“潞王殿下。”
潞王哼了一声,看向顾闲的眼神明显带着几分恼火:“就是你劝说皇兄削减我的婚事花销?”
顾闲道:“潞王殿下哪里的话?我从来没有说过要削减花销。皇上向来友爱兄弟,肯定不会让殿下受委屈,我们都做好了婚事花销远超亲王定额的准备!”
潞王牙痒。
就《大明会典》里那五十金,打发叫花子呢?
以后他可是要就藩的,手头没钱怎么潇洒过日子?
别看他皇兄一口一个“朕弟潞王”,实际上他们兄弟俩一年到头也说不上几次话,大多时候他皇兄都是看在母后的面子上才给他诸多优待。
要是以后母后不在了呢?他得多为自己的未来做打算!
潞王本来是想来找顾闲麻烦的,可顾闲见到他时满面笑容,叫他很难生出半分厌恶来。
顾闲又回应得滴水不漏,矢口否认要削减开支。
潞王有点儿憋屈,不知该怎么找顾闲的茬。
顾闲仿佛没注意到他的郁闷,还欲言又止地看了他一眼,再欲言又止地看了他一眼,又……
潞王终于怒了:“你什么意思?”
他都没想好怎么教训顾闲,顾闲居然用那么奇怪的眼神一直瞅他!
顾闲压低声音说道:“殿下,我有件事不知当不当讲。

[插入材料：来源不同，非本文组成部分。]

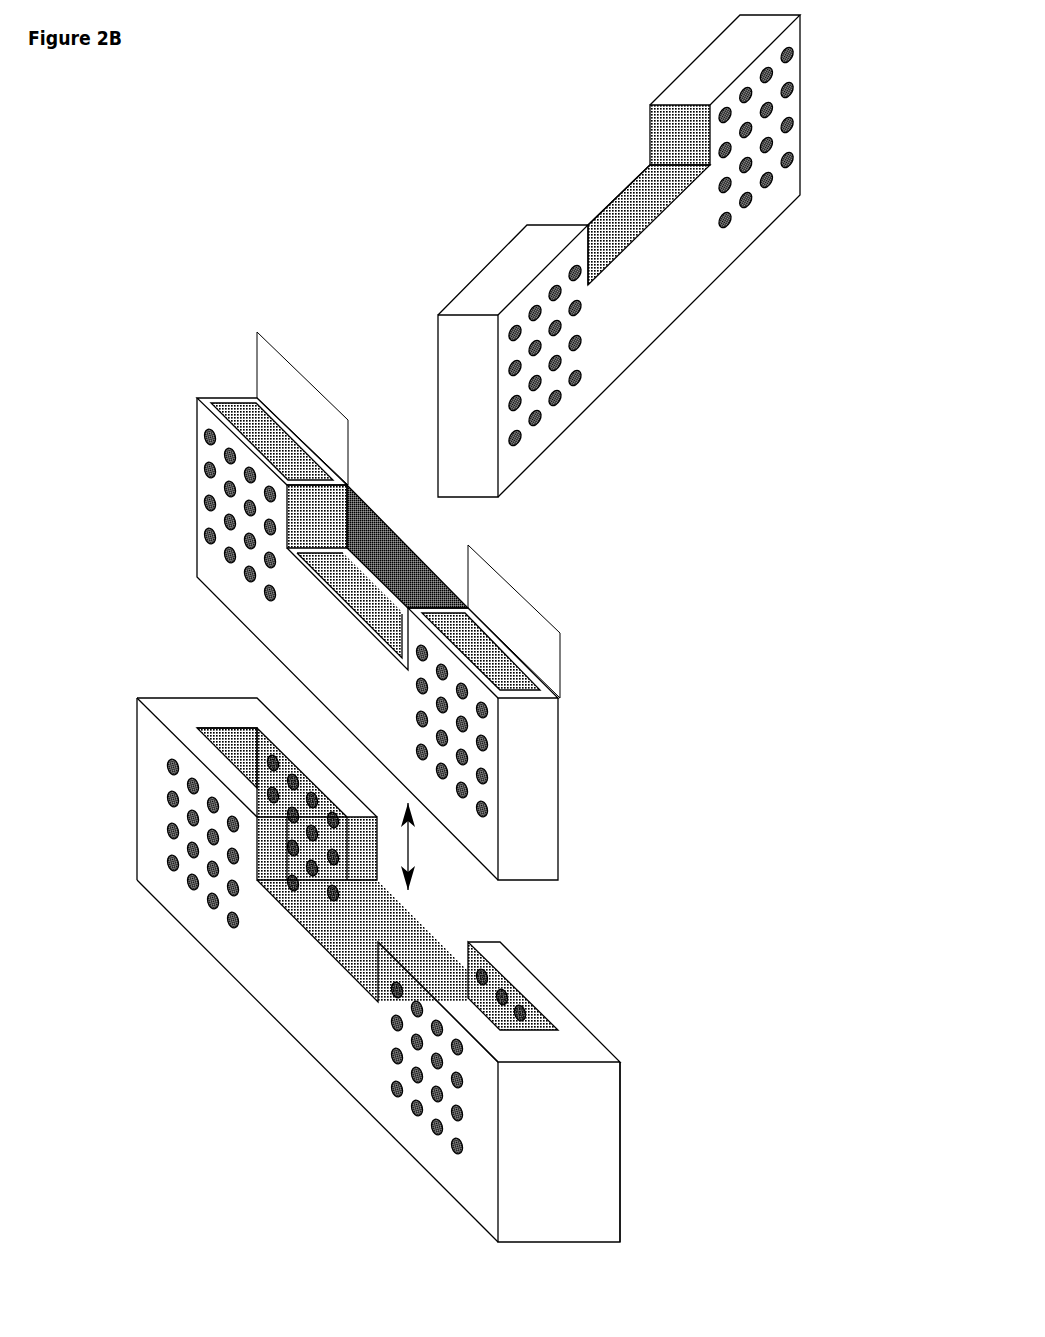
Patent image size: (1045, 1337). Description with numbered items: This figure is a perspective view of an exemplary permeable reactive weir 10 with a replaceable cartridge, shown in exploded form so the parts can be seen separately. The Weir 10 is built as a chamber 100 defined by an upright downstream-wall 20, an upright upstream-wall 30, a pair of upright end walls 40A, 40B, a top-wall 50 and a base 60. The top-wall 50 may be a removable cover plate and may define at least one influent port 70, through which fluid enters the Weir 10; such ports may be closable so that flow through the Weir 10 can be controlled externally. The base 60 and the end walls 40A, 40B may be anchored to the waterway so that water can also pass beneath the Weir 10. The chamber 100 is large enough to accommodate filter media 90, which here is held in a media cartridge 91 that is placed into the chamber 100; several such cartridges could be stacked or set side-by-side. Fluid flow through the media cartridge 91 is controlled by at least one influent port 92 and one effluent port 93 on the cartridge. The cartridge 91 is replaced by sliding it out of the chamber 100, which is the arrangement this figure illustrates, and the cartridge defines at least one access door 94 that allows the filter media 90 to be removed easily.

”
潞王:?
突然这么鬼祟做什么?
我们有熟到要说悄悄话的程度吗?
可潞王到底是好奇心重的少年人,最终还是抵不过诱惑屏退左右,与顾闲挪到一株大树底下聊起了“不知当不当讲”的事。
当天晚上潞王回去以后就拒绝了李太后的投喂,并且非要人给他上水煮青菜当晚饭。
第二天一早潞王实在太饿了,没忍住多吃了一些,吃完后竟出去绕着宫道跑圈。
李太后忧心忡忡,总觉得儿子这两天怪怪的。
等等,跑圈?
这事好像在哪里听过。
李太后琢磨了一会,想起来了,顾闲这位年轻阁老有怂恿别人跑圈的癖好。
从前他去内书堂教书便时常带着一群小内侍往景山那边跑。
朱翊钧有时候都会去凑热闹。
前两年开始带庶吉士,他还让庶吉士也绕着官署跑圈,弄得御史没忍住参了他一本。
李太后把跟在潞王身边伺候的人喊来一问,果然问出了潞王昨天的行踪。
这家伙果然是去找了顾闲!
……所以顾闲对她小儿子干了什么?
为什么这小子跟魔怔了似的,又是要少吃肉多吃菜,又是要出去跑圈。平时他可是无肉不欢且懒得动弹的!
李太后等潞王跑完圈回来便拉着他问是怎么回事。
潞王坚决不说,表示自己跑累了得回去歇着,一溜烟跑了。
李太后又气又恼,却舍不得责怪自家宝贝儿子。今儿正好休沐,李太后让人去把朱翊钧喊来共用午膳,顺便和他说起潞王的反常。
李太后说道:“你弟弟不肯讲,你明儿问问是怎么回事。”
朱翊钧本就知道李太后不会无缘无故喊自己来吃饭,不过听到李太后的话还是顿了顿。
朱翊钧问道:“他去找顾闲做什么?”
李太后一滞。
随着这个儿子年纪渐长,身上渐渐有了帝王气势,李太后对待他的态度也在慢慢转变。
至少现在她不能随随便便让朱翊钧跪下认错了。
朱翊钧表情淡淡的,李太后这个当娘的都拿不准他生没生气。
潞王去找顾闲能为了什么事?
无非是年少气盛,想去找顾闲要个说法。